Séquence 4 (Les Fleurs du Mal : Baudelaire et le "culte des images")

Cours destinés aux élèves de 1ES2 et de 1S1 du lycée Charles Deulin.

dimanche, juin 25, 2006

Parcours de lecture dans le Journal de Delacroix


p. 11: mercredi 31 mars 1824.
Delacroix énonce les règles de vie qui lui permettent de travailler dans de bonnes conditions. Il est alors au début de sa carrière artistique, s'étant fait remarquer deux ans auparavant au Salon de 1822 avec son Dante et Virgile aux Enfers. En 1824, il travaille aux Scènes de massacres de Scio pour son deuxième Salon.

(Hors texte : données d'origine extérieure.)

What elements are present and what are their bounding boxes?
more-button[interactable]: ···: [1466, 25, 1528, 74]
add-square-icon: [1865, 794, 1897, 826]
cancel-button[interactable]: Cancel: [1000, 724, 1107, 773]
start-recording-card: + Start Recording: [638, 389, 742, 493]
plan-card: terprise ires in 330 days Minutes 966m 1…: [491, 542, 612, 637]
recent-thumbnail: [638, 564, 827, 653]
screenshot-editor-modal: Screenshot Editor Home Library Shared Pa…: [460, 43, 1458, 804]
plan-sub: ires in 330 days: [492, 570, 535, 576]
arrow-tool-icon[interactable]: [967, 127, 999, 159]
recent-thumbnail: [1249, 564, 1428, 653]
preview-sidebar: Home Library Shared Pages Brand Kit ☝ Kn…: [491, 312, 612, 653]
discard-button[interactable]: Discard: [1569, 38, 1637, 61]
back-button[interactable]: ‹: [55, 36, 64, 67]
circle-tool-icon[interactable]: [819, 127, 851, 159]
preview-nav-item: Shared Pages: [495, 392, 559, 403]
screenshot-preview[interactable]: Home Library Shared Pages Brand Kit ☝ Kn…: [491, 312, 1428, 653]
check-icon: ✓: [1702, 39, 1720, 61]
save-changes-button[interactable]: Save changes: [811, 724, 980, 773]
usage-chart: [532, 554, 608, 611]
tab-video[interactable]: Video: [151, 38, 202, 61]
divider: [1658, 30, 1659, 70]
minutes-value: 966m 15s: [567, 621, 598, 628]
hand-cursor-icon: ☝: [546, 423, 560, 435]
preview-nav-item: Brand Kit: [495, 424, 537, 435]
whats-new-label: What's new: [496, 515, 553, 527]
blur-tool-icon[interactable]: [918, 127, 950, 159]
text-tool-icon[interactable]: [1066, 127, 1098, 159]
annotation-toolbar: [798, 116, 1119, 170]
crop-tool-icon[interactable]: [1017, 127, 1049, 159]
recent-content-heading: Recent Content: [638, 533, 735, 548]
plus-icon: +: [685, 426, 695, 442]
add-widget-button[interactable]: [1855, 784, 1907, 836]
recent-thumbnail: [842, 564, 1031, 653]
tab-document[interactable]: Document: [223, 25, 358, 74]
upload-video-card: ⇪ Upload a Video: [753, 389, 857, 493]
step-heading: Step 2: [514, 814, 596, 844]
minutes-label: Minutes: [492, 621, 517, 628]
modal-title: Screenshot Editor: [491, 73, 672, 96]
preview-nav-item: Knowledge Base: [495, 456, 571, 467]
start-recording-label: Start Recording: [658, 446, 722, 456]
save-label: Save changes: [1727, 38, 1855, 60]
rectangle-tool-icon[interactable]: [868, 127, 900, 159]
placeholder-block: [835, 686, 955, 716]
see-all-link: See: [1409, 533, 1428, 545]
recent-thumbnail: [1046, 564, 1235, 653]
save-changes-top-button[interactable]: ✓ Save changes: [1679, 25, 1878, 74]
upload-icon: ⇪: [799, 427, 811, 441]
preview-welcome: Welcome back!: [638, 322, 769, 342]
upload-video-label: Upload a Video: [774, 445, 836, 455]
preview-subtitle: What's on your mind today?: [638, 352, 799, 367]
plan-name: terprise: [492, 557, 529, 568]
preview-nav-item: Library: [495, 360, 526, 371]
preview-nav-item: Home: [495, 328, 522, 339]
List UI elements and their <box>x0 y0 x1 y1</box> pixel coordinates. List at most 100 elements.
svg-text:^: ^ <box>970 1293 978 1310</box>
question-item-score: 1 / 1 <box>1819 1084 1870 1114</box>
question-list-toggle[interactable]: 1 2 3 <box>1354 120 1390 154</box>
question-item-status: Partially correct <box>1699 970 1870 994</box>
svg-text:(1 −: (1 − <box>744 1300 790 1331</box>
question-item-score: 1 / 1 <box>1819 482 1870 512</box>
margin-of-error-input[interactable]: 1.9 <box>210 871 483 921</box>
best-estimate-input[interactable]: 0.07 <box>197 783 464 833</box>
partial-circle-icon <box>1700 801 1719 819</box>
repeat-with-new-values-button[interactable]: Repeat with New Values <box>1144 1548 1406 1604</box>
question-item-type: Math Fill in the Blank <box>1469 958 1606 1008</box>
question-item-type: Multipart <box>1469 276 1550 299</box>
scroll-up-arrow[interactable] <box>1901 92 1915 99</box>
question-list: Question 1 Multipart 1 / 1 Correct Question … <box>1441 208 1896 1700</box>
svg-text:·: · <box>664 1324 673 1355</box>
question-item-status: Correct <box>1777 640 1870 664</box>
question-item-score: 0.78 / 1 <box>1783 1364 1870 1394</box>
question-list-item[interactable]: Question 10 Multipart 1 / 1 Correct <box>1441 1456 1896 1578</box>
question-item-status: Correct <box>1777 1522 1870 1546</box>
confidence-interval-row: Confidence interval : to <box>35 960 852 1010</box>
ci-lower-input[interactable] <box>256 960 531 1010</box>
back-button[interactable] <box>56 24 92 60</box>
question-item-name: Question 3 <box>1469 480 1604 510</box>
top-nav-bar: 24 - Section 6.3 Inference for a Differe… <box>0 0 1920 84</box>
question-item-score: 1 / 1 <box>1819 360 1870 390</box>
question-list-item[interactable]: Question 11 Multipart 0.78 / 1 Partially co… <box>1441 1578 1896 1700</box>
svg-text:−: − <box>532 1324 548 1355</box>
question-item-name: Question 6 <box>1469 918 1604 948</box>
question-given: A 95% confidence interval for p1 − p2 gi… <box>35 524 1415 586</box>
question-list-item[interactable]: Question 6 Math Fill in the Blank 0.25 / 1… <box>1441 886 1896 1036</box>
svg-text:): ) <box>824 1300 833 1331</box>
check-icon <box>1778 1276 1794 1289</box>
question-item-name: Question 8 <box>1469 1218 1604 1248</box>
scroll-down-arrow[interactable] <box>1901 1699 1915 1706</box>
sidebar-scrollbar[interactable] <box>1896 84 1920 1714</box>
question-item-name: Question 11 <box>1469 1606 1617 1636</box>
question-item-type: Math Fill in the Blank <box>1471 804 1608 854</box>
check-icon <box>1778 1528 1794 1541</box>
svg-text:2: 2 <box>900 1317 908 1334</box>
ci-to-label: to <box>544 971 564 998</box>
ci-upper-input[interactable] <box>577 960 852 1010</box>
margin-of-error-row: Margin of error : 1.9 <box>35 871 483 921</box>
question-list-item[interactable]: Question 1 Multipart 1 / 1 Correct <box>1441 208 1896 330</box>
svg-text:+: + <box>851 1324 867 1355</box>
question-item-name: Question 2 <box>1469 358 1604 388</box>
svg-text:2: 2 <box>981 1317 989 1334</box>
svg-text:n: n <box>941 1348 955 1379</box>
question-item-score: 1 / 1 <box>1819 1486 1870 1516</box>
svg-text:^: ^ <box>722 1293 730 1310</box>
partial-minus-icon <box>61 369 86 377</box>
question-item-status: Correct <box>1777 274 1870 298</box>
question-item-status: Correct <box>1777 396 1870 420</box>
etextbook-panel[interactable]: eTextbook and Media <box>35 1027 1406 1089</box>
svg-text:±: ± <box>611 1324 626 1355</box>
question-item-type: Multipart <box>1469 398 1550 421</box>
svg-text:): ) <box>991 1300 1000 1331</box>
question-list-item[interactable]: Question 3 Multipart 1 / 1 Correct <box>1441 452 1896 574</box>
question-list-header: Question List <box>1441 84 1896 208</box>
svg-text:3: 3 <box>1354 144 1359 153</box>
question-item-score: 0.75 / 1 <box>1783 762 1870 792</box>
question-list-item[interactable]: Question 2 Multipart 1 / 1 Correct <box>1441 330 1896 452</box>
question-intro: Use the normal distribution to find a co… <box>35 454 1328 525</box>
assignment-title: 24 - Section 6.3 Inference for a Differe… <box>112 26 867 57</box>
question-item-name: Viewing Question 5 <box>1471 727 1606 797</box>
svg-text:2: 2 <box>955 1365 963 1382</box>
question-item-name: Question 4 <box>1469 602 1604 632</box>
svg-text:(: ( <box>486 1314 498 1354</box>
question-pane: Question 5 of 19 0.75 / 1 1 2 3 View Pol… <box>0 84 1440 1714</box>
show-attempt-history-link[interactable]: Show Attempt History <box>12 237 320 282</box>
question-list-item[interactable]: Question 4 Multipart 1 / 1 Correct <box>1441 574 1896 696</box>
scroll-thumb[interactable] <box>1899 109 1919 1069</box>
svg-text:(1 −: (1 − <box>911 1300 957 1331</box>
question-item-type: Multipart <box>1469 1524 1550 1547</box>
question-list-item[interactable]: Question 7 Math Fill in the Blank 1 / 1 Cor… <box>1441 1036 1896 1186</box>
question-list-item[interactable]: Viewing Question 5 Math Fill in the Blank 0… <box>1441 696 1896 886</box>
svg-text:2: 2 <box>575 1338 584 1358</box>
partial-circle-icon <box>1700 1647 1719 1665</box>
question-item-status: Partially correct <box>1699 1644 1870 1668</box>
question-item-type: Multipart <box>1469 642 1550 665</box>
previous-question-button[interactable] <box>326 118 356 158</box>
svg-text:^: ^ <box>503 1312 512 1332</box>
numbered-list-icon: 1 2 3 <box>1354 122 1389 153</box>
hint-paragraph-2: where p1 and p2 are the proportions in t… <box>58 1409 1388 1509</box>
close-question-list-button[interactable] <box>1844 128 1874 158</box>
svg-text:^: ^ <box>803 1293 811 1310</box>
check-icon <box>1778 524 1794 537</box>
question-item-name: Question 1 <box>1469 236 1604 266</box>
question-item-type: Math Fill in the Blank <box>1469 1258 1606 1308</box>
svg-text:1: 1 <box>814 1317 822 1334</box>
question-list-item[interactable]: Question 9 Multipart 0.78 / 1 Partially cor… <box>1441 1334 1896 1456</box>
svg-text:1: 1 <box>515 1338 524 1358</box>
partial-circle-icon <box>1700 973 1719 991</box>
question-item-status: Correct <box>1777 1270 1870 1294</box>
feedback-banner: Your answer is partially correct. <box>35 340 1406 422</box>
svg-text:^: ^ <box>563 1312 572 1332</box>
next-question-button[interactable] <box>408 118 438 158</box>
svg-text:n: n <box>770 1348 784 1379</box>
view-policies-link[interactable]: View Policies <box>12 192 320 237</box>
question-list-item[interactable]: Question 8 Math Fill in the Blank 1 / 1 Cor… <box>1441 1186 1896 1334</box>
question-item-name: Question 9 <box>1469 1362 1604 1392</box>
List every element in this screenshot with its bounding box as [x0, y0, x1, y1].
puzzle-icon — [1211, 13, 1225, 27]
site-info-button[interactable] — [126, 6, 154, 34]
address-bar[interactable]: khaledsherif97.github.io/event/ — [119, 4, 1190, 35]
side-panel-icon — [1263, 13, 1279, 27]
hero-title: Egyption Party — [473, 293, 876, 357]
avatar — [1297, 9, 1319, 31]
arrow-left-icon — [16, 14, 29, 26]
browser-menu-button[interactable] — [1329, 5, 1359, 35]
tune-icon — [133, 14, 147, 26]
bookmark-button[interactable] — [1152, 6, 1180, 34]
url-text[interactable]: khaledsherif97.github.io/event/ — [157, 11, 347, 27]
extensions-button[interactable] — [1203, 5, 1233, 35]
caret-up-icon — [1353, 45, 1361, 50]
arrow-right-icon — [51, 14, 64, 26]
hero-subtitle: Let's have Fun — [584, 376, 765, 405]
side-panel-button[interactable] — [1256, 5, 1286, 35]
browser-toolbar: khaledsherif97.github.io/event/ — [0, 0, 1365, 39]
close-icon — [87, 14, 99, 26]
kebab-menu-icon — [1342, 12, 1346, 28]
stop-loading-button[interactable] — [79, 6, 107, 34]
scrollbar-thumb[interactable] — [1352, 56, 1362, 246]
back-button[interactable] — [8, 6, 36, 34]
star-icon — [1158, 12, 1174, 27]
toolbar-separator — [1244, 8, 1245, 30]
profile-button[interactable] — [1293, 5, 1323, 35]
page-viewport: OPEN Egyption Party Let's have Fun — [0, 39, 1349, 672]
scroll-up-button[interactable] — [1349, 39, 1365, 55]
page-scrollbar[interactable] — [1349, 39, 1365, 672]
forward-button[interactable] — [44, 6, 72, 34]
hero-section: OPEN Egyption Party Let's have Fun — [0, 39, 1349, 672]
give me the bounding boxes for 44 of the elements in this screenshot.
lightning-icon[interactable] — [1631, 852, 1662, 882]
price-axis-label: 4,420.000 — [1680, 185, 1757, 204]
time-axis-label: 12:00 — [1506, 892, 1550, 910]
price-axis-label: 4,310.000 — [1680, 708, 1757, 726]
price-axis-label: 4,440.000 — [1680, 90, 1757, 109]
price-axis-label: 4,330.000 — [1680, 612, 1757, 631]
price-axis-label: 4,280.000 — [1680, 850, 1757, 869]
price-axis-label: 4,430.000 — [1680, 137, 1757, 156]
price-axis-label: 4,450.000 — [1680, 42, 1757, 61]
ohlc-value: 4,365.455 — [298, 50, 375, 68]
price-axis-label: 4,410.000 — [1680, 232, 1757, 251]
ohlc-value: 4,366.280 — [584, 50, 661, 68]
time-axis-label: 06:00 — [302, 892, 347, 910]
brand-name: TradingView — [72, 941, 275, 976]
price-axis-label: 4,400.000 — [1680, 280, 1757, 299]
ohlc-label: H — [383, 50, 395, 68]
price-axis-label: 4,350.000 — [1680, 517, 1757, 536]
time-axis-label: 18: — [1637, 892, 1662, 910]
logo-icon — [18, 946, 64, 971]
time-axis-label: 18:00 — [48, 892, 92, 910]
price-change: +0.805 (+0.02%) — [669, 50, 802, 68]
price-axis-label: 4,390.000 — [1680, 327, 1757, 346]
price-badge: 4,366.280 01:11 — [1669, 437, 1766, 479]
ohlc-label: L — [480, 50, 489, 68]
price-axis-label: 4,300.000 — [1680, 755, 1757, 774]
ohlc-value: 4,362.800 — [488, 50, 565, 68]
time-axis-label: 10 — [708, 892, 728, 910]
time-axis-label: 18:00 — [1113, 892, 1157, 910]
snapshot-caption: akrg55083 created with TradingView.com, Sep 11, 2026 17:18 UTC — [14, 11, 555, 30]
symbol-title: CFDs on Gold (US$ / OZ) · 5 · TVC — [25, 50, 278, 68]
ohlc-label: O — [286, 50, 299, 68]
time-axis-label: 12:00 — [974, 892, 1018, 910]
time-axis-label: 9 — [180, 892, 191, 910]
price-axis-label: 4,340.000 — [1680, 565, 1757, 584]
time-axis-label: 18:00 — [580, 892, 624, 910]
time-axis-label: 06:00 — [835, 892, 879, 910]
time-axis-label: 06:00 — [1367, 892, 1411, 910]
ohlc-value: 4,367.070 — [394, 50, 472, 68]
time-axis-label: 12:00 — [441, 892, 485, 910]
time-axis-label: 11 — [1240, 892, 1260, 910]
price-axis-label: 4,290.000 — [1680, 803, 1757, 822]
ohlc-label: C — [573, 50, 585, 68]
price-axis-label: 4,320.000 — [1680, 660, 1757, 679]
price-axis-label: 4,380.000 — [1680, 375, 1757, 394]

Malgré sa jeunesse, il se sent très éloigné des "prétendus artistes" qui n'ont aucune véritable hygiène de vie: ces (mauvais artistes) ont besoin de la "société des autres" et ne comrennent pas que la "solitude" est une condition nécessaire pour accomplir une oeuvre digne de ce nom. de même, il faut "vivre sobrement comme Platon".
D va encore plus loin sur le thème de la solitude en affirmant que de toute façon, on perd son temps à vouloir communiquer ses sentiments à autrui: "Quel que soit le plaisir de communiquer son émotion à un ami, il y a trop de nuances à s'expliquer".
D conclut en affirmant à nouveau "la nécessité de voir l'atelier seul et de vivre seul": cette "réforme" (c à d ce changement d'opinion et de comportement, puisque D, comme tous les peintres de son époque, a d'abord commencé par le travail en atelier, avec le peintre Guérin, chez qui il a travaillé auprès de Géricault), cette réforme, donc, est l'un des signes de la modernité de D, qui prône un travail individuel, voire individualiste, où seuls comptent le tempérament, l'imagination, l'énergie, la puissance créatrice et, ne l'oublions pas, la technique d'un seul homme, maître de son oeuvre, et qui n'est pas prêt à la partager avec qui que ce soit. En ce sens, D est effectivement moderne et romantique (puisque le romantisme s'explique souvent par le développement du culte du moi, dans tous les arts). On peut opposer ce point de vue au travail que nous avons pu observer chez Rubens (l'un des "phares" de Baudelaire, et aussi l'un des maîtres absolus de D), qui travaillait en atelier, et qui a produit des milliers de tableaux répandus dans les cours, les cathédrales et les églises de toute l'Europe.

p. 13: dimanche 11 avril 1824.
D y parle de son imagination, notion essentielle chez lui et aussi chez Baudelaire, qui parle quant à lui d'une "imagination créatrice". Cela fait bien sûr penser à ce que nous appelons inspiration, mais B et D n'emploient pas souvent ce terme.
D évoque ses frustrations, non qu'il manque d'imagination... au contraire, il est sujet à une imagination débordante qu'il n'arrive pas à canaliser: Le problème est que s'il attend trop longtemps avant de traduire sur une toile ce qu'il a imaginé, il perdra l'énergie créative du moment même où il a conçu mentalement le tableau. Le peintre paraît ainsi complètement dépassé par son imagination. On comprend dès lors pourquoi B parle du génie de D.

p. 19: 29 janvier 1832.
Ces pages permettent de comprendre l'intérêt de D pour l'exotisme, à travers sa vision de l'Afrique du Nord. La description qu'il en fait nous fait rentrer dans l'esprit du peintre, qui décrit les paysages et les scènes comme s'il avait déjà sous les yeux un tableau: il parle des "taches d'herbes brunes sur le sable", des "contrastes" de couleurs, des "scènes de chevaux qui se battent" (D aime particulièrement peindre les chevaux, tout comme Géricault, cf. le cheval cabré dans La Mort de Sardanapale, ou dans les Scènes de massacres de Scio).

p. 55 : 4 avril 1854.
D entreprend ici de comparer la peinture aux autres arts. Il affirme la supériorité de la peinture, qui peut présenter des idées, « peindre qqch à l’esprit » même quand l’œuvre est inachevée, même sous forme d’ébauche d’esquisse, alors qu’en littérature ou en musique, il faut que le travail soit accompli pour qu’il prenne tout son sens (la raison en est que ces deux formes d’art ne développent les idées que « successivement »).
Ainsi, on pourra se souvenir de l’esquisse de La Mort de Sardanapale (cf. image ci-dessus), qui ne présente la scène que grossièrement, mais qui exprime déjà toute l’horreur et la sensualité mêlées (cf. Eros et Thanatos) de cette scène de massacre.
Delacroix est non seulement un grand artiste, mais aussi un vrai critique dont les jugements précis et réfléchis témoignent d'un tempérament proche de celui de Baudelaire, qui considérait qu'un artiste digne de ce nom devait aussi être un critique exigeant (ce qu'il était lui-même).